Les troupes du kaiser semblent victorieuses sur toute la ligne. De Tégel et de Pankow, elles ont avancé simultanément et conquis, dans un combat de rues acharné, maison par maison, carrefour par carrefour.
Elles progressent à la faveur du canon, des lanceurs de mines et de liquides enflammés, des grenades à mains; et quand le corps à corps ne permet plus l’usage de ces armes, en bousculant à l’arme blanche les insurgés.
Le nombre des victimes, dit-on à la table, est effroyable de part et d’autre, car les vaincus se sont défendus avec énergie. Mais il semble que la bataille ait été décisive et, précisément, les avis en parviennent aux chefs des rebelles dans le moment que Thor et Grotthauser approchent de leur groupe.
Un jeune gaillard, ceint d’une écharpe rouge, le bras maintenu dans un bandage, rouge aussi de son sang, s’avance:
—D’où venez-vous? demande un homme brun, imberbe, qui paraît être le commandant suprême et en qui tout dénote l’ancien officier de carrière.
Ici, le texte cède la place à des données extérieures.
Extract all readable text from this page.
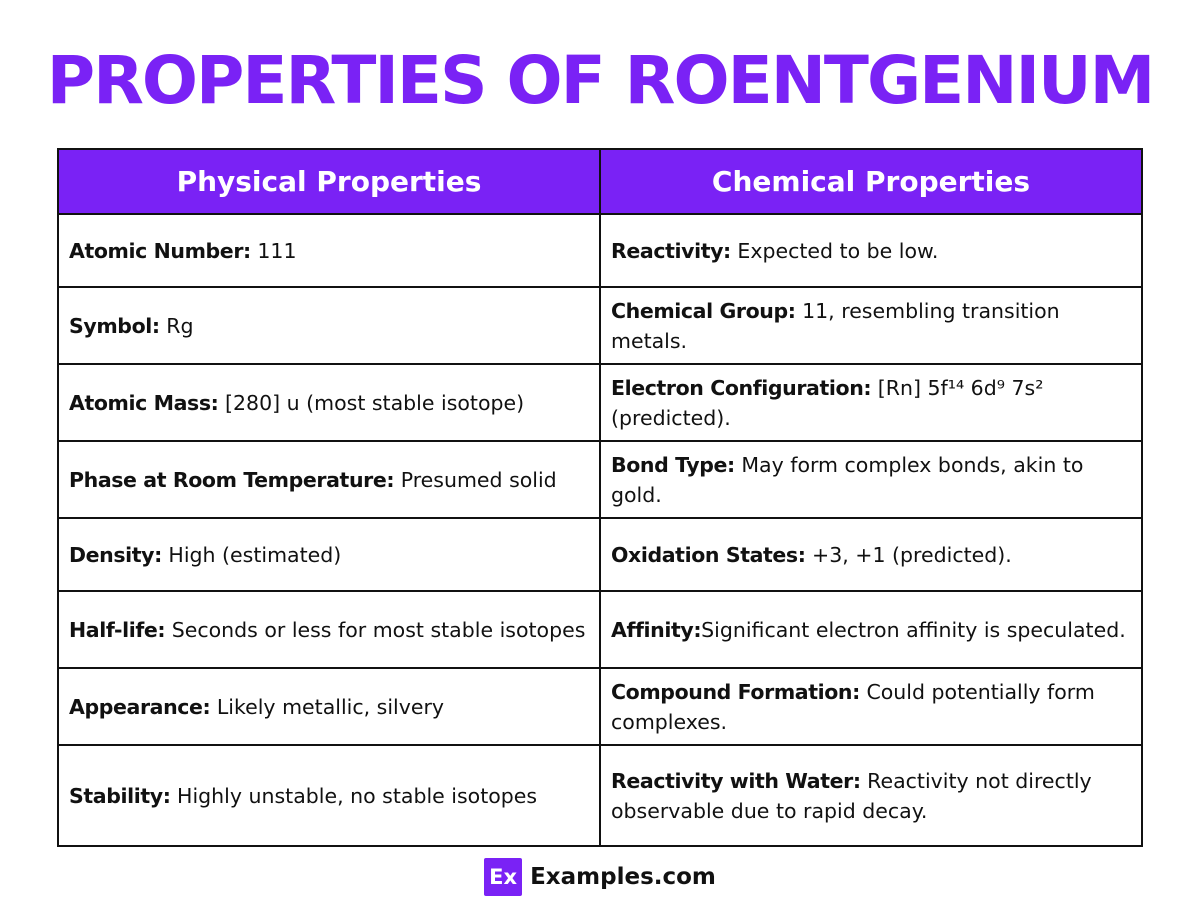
PROPERTIES OF ROENTGENIUM
Physical Properties	Chemical Properties
Atomic Number: 111	Reactivity: Expected to be low.
Symbol: Rg	Chemical Group: 11, resembling transition metals.
Atomic Mass: [280] u (most stable isotope)	Electron Configuration: [Rn] 5f¹⁴ 6d⁹ 7s² (predicted).
Phase at Room Temperature: Presumed solid	Bond Type: May form complex bonds, akin to gold.
Density: High (estimated)	Oxidation States: +3, +1 (predicted).
Half-life: Seconds or less for most stable isotopes	Affinity:Significant electron affinity is speculated.
Appearance: Likely metallic, silvery	Compound Formation: Could potentially form complexes.
Stability: Highly unstable, no stable isotopes	Reactivity with Water: Reactivity not directly observable due to rapid decay.
Ex Examples.com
—Je vous suis envoyé par le camarade Kruger, de la rue Alexandre.
—Eh bien?
Le jeune homme baisse la tête et répond d’une voix sourde:
—Tout est perdu!... Nous n’avons eu, d’abord, en face de nous que les contingents réguliers venant du Nord; mais nous avons été refoulés dans la rue Alexandre, et, maintenant, nous sommes débordés par des troupes impériales qui viennent du côté de la porte de Francfort.